I think such articles keep coming out because we all want to believe there’s still one place where we can get away from it all, like the “savage reservation” free of technology in Aldous Huxley’s “Brave New World.”

But I found a messier reality in the Quiet Zone.

Most people around Green Bank do have smartphones. Most homes there do have WiFi; residents simply call their telecom provider to ask for a hookup. Nobody has been levied a $50 fine, and it’s debated whether that 1956 state law applies to modern technology such as WiFi and smartphones.

Visitors might encounter large dead zones, but locals know where to find public hotspots provided by restaurants and businesses, as well as on which hilltops to get a bar or two of cellular connection. It’s becoming more economical to install cell antennas in remote areas such as the Appalachian Mountains, and that’s okay so long as they don’t interfere with Green Bank’s telescopes.

More problematically, because the Quiet Zone laws apply only to ground-based transmitters, the observatory has little recourse against satellites that beam interference into Green Bank and blur the telescopes’ window into the radio universe. Astronomer Felix “Jay” Lockman told me that when it came to the observatory’s fight against radio pollution, “You can’t just hide in a place like Green Bank anymore.”

That’s a depressing revelation for people who believe they suffer from an illness called electromagnetic hypersensitivity that makes them allergic to WiFi and cell signals.

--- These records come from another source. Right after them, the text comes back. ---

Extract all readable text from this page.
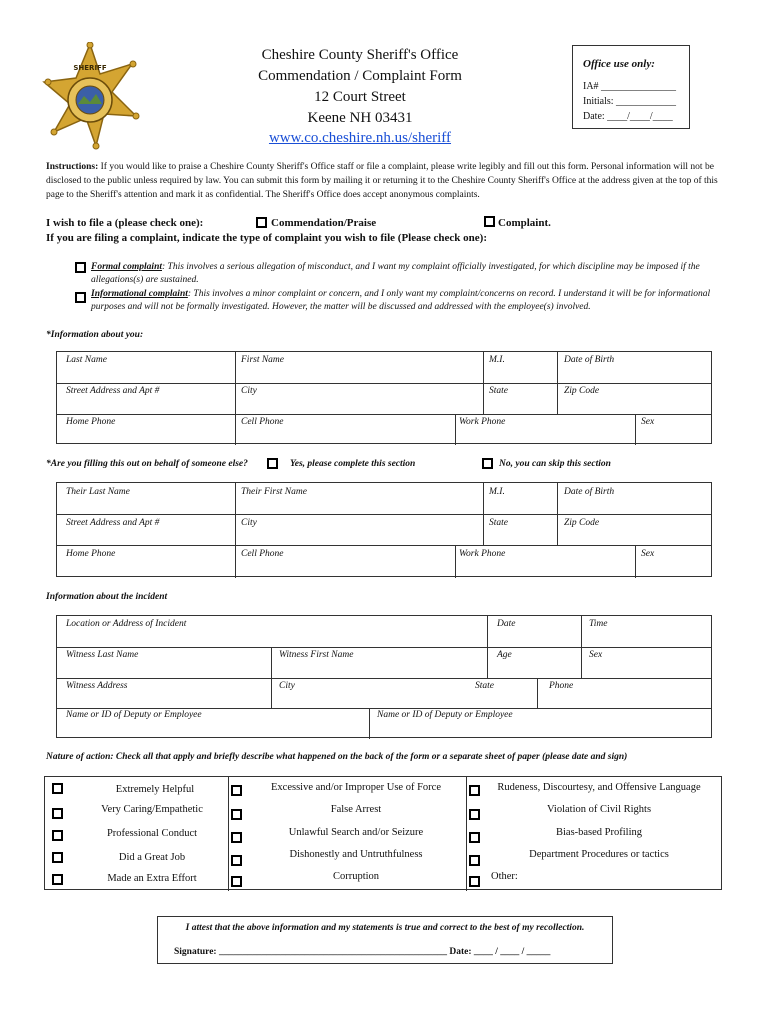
SHERIFF
Cheshire County Sheriff's Office
Commendation / Complaint Form
12 Court Street
Keene NH 03431
www.co.cheshire.nh.us/sheriff
Office use only:
IA# _______________
Initials: ____________
Date: ____/____/____
Instructions: If you would like to praise a Cheshire County Sheriff's Office staff or file a complaint, please write legibly and fill out this form. Personal information will not be disclosed to the public unless required by law. You can submit this form by mailing it or returning it to the Cheshire County Sheriff's Office at the address given at the top of this page to the Sheriff's attention and mark it as confidential. The Sheriff's Office does accept anonymous complaints.
I wish to file a (please check one):	Commendation/Praise	Complaint.
If you are filing a complaint, indicate the type of complaint you wish to file (Please check one):
Formal complaint: This involves a serious allegation of misconduct, and I want my complaint officially investigated, for which discipline may be imposed if the allegations(s) are sustained.
Informational complaint: This involves a minor complaint or concern, and I only want my complaint/concerns on record. I understand it will be for informational purposes and will not be formally investigated. However, the matter will be discussed and addressed with the employee(s) involved.
*Information about you:
Last Name	First Name	M.I.	Date of Birth
Street Address and Apt #	City	State	Zip Code
Home Phone	Cell Phone	Work Phone	Sex
*Are you filling this out on behalf of someone else?	Yes, please complete this section	No, you can skip this section
Their Last Name	Their First Name	M.I.	Date of Birth
Street Address and Apt #	City	State	Zip Code
Home Phone	Cell Phone	Work Phone	Sex
Information about the incident
Location or Address of Incident	Date	Time
Witness Last Name	Witness First Name	Age	Sex
Witness Address	City	State	Phone
Name or ID of Deputy or Employee	Name or ID of Deputy or Employee
Nature of action: Check all that apply and briefly describe what happened on the back of the form or a separate sheet of paper (please date and sign)
Extremely Helpful
Very Caring/Empathetic
Professional Conduct
Did a Great Job
Made an Extra Effort
Excessive and/or Improper Use of Force
False Arrest
Unlawful Search and/or Seizure
Dishonestly and Untruthfulness
Corruption
Rudeness, Discourtesy, and Offensive Language
Violation of Civil Rights
Bias-based Profiling
Department Procedures or tactics
Other:
I attest that the above information and my statements is true and correct to the best of my recollection.
Signature: ________________________________________________ Date: ____ / ____ / _____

Many of them from around the world have fled to the Quiet Zone seeking an offline oasis.

“People come here thinking there’s no WiFi because of the media,” one electrosensitive woman told me. “It’s hurting people.”

The notion that a pastoral enclave of Appalachia exists in blissful digital disconnection might be appealing, but it’s a mirage. Parents and teachers told me about feeling addicted to their wireless devices. I didn’t find a single teenager without a smartphone.

The nation’s vast open spaces still offer havens from the digital din, where cell signals and fiber-optic cable can’t reach. But even those refuges will likely vanish if Elon Musk achieves his dream of blanketing the planet with Internet access from more than 1,000 satellites in low-earth orbit. Amazon (founded by Post owner Jeff Bezos) is working on a similar project.

In short, there’s no running away from it. I’ve tried to, in my way, by not owning a cellphone for the past decade. But I now have two young sons. In coming years, they will surely want to be plugged into the metaverse or whatever irreality comes next.

People will need to fight for a degree of digital quietude. Some of the battle will be in the courts, as with the lawsuit filed in November by Ohio’s attorney general against Meta Platforms, the parent company of Facebook, which the suit says misled the public about the platform’s safety and “exploited its most vulnerable users,” including children.

But ultimately the burden is on every individual to try to muffle the online cacophony. On the evidence of Green Bank, opting out is nearly impossible.

But confronting the noise? That’s essential.